Un homme injustement condamné regagne sa liberté après 38 ans en prison

Peter Sullivan, un Britannique de 68 ans, a vu sa condamnation pour meurtre annulée ce mardi après près de quatre décennies passées derrière les barreaux. Les nouvelles preuves médico-légales ont démontré que l’ADN trouvé sur la scène du crime ne correspondait pas au sien. Ce revirement met en lumière le problème persistant des erreurs judiciaires au Royaume-Uni.

La condamnation de Peter Sullivan pour meurtre annulée après 38 ans de prison

Une erreur judiciaire marquante

Peter Sullivan avait été emprisonné pour le meurtre de Diane Sindall, une jeune femme de 21 ans, agressée mortellement à Birkenhead dans le Merseyside en août 1986. Le corps de Mme Sindall avait été découvert avec des blessures graves, causées par plusieurs coups ayant entraîné une hémorragie cérébrale.

Sullivan a toujours protesté son innocence. Après avoir initialement avoué le meurtre puis retiré son aveu, il a tenté à plusieurs reprises d’obtenir un réexamen de son dossier. En 2008 et encore en 2019, ses demandes avaient été rejetées.

L’impact des tests ADN

Les récents développements sont dus aux progrès technologiques qui ont permis de tester des échantillons prélevés lors de l’enquête originale. La Commission de révision des affaires pénales (CRPC) a finalement agi sur ces éléments et découvert qu’il n’y avait aucune correspondance entre l’ADN trouvé sur la scène et celui de M. Sullivan.
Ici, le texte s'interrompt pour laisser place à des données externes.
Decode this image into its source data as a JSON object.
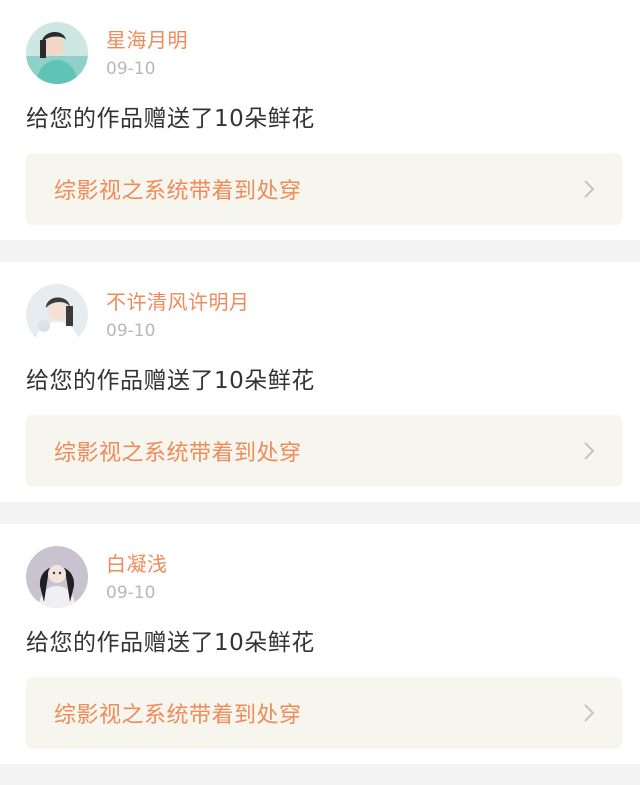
{
  "colors": {
    "accent": "#ef8b5a",
    "link_bg": "#f6f6ee",
    "text": "#333333",
    "muted": "#b8b8b8",
    "separator": "#f4f4f4"
  },
  "notifications": [
    {
      "username": "星海月明",
      "date": "09-10",
      "message": "给您的作品赠送了10朵鲜花",
      "work_title": "综影视之系统带着到处穿",
      "avatar_icon": "user-avatar-icon"
    },
    {
      "username": "不许清风许明月",
      "date": "09-10",
      "message": "给您的作品赠送了10朵鲜花",
      "work_title": "综影视之系统带着到处穿",
      "avatar_icon": "user-avatar-icon"
    },
    {
      "username": "白凝浅",
      "date": "09-10",
      "message": "给您的作品赠送了10朵鲜花",
      "work_title": "综影视之系统带着到处穿",
      "avatar_icon": "user-avatar-icon"
    }
  ]
}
Timothy Holroyde, juge présidant l’audience d’appel, a déclaré : « À la lumière de ces éléments de preuve, il est impossible de considérer la condamnation de l’appelant comme sûre ». Il a ainsi ordonné la libération immédiate et conditionnelle de Sullivan.

Réactions et implications

Apparaissant par vidéo depuis sa cellule à Wakefield, Peter Sullivan s’est effondré en larmes en entendant qu’il serait libre. Dans un communiqué lu par son avocate Sarah Myatt, il a exprimé : « Ce qui m’est arrivé était très erroné. Je suis tout simplement impatient de retourner à mes proches ».

Cette décision ravive les préoccupations concernant la fiabilité du système judiciaire britannique. James Burley d’un organisme caritatif impliqué dans le cas Malkinson – également exonéré récemment après avoir purgé 17 ans pour viol – a déclaré que cette annulation prouve que « notre système d’appel actuel ne peut être fait confiance pour identifier rapidement et rectifier les défauts ».
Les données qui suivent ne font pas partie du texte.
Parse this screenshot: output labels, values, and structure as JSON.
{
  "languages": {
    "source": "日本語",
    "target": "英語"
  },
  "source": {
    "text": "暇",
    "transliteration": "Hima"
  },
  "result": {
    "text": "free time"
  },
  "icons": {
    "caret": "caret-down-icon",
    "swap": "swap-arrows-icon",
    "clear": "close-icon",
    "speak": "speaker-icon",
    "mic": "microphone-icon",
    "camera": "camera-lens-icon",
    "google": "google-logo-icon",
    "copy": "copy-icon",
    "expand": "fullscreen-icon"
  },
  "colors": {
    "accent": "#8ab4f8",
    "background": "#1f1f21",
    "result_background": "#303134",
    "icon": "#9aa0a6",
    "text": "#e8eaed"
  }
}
La police du Merseyside continue d’enquêter sur le meurtre non résolu de Diane Sindall et affirme que plus de 260 hommes ont déjà été éliminés comme suspects depuis l’ouverture récente du dossier.

Le surintendant Karen Jaundrill souligne : « Nos pensées restent avec la famille et les amis de Diane Sindall qui continuent à pleurer sa perte… Nous nous engageons à faire tout ce qui est en notre pouvoir pour trouver qui appartient l’ADN laissé sur les lieux ».

Cette affaire soulève donc des questions profondes quant aux mécanismes d’erreurs judiciaires au Royaume-Uni alors que certaines vérités commencent enfin à émerger près quarante ans plus tard.